Агеев еще прошелся несколько раз по этой и по соседним улицам и, совсем было отчаявшись, подошел к двум мужчинам, болтавшим возле калитки. Один из них стоял по эту ее сторону, а другой, худой и высокий, – по ту, оба курили и о чем-то развязно беседовали, то и дело грубовато посмеиваясь. При обращении к ним, однако, умолкли и, выслушав Агеева, худой и высокий из-за калитки радостно оживился.
– Знаю Марию, в Менске живет. Окончила иняз, теперь работает в школе.
– Вот как! – ошарашенно сказал Агеев. – И давно окончила?
– В семьдесят восьмом, хорошо помню. Я поступал, был конкурс громадный, ну и срезали. А она заканчивала.
Агеев враз помрачнел, прикидывая в уме, сколько же ей могло быть в семьдесят восьмом. Нет, что-то поздновато было ей в пятьдесят лет кончать институт. Вряд ли это она.
– Простите, а какого она возраста?
– Возраста? Да моя ровесница. Вместе в школу ходили. Только я еще армию отслужил... А что, не та, значит?
– Не та, – сказал Агеев уныло, кивнув на прощание мужчинам.

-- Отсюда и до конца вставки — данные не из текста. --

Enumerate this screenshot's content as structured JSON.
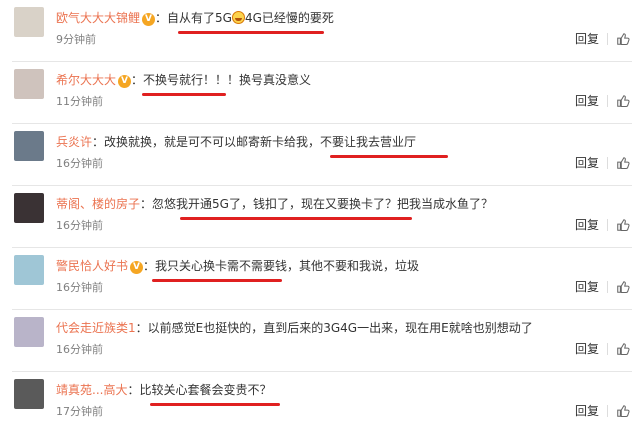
{
  "comments": [
    {
      "user": "欧气大大大锦鲤",
      "verified": true,
      "text_before": "自从有了5G",
      "emoji": "grinning-face-emoji",
      "text_after": "4G已经慢的要死",
      "time": "9分钟前",
      "reply": "回复",
      "avatar_color": "#d9d2c8"
    },
    {
      "user": "希尔大大大",
      "verified": true,
      "text": "不换号就行！！！换号真没意义",
      "time": "11分钟前",
      "reply": "回复",
      "avatar_color": "#cfc3bd"
    },
    {
      "user": "兵炎许",
      "verified": false,
      "text": "改换就换，就是可不可以邮寄新卡给我，不要让我去营业厅",
      "time": "16分钟前",
      "reply": "回复",
      "avatar_color": "#6b7a8a"
    },
    {
      "user": "蒂阁、楼的房子",
      "verified": false,
      "text": "忽悠我开通5G了，钱扣了，现在又要换卡了？把我当成水鱼了？",
      "time": "16分钟前",
      "reply": "回复",
      "avatar_color": "#3a3234"
    },
    {
      "user": "警民恰人好书",
      "verified": true,
      "text": "我只关心换卡需不需要钱，其他不要和我说，垃圾",
      "time": "16分钟前",
      "reply": "回复",
      "avatar_color": "#9fc6d6"
    },
    {
      "user": "代会走近族类1",
      "verified": false,
      "text": "以前感觉E也挺快的，直到后来的3G4G一出来，现在用E就啥也别想动了",
      "time": "16分钟前",
      "reply": "回复",
      "avatar_color": "#b9b4c9"
    },
    {
      "user": "靖真苑...高大",
      "verified": false,
      "text": "比较关心套餐会变贵不？",
      "time": "17分钟前",
      "reply": "回复",
      "avatar_color": "#5a5a5a"
    }
  ]
}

Он и еще спрашивал: у случайных уличных встречных, выбирая тех, кто постарше, подходил к пожилой продавщице киоска «Союзпечать», несколько раз забредал во дворы; если видел кого-нибудь с улицы. Некоторые легко вспоминали Лукаша, помнили Барановскую, очень немногие вспоминали учительницу Веру Адамовну, но никто толком не мог рассказать что-либо о ее сестре. Вроде приезжала, недолго пожила у сестры, а куда девалась? Этого никто не знал. Оно, пожалуй, и неудивительно, прошло ведь столько времени. Здесь уже немного осталось тех, кто мог вспомнить довоенного секретаря райкома Волкова, погибшего в сорок третьем на Могилевщине, – как-то Агеев читал о нем очерк в газете. Но Волков что – Волков все-таки был комиссаром бригады, а не безвестным подпольщиком, он не мог затеряться.

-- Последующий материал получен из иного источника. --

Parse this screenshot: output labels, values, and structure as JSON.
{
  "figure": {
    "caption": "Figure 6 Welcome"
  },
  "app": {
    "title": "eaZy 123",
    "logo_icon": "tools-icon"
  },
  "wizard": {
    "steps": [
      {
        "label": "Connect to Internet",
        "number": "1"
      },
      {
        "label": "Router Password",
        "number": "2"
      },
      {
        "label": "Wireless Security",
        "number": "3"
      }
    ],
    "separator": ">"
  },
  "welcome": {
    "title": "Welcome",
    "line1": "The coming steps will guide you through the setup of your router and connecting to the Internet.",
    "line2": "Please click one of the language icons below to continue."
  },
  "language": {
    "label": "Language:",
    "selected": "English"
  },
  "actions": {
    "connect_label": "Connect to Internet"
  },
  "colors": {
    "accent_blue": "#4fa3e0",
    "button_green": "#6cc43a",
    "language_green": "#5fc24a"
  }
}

И она, по всей вероятности, погибла. Но где и когда?
Много бессонных ночей провел Агеев, думая об этом, но каждый раз заходил в тупик. И все его попытки узнать что-нибудь о судьбе Марии с помощью архивов, запросов по различным инстанциям заканчивались столь же тупиковыми ответами вроде: «не числится», «не значится», «сведений не имеется». А ведь по прошествии стольких лет единственной возможностью в его поисках стали документы, списки, архивные справки, в которых было многое, но, увы, ничего не было о ней. Впрочем, если подумать, то ничего и не могло быть. В ту памятную осень они больше всего на свете опасались документов, списков, записок, даже случайно оброненной бумажки, которая запросто могла стать уликой. А о посмертной памяти или отражении в истории кто тогда думал? Путь в историю для них был перекрыт ежедневной опасностью, перебраться через которую зачастую было немыслимо. Все последние годы, рассылая письма с запросами, обращаясь в архивы и расспрашивая людей, Агеев понимал, что не столько жаждет узнать о ее судьбе, сколько обмануть себя, избежать последнего, невозможного для него ответа. Этот ответ мог нести в себе самый страшный итог...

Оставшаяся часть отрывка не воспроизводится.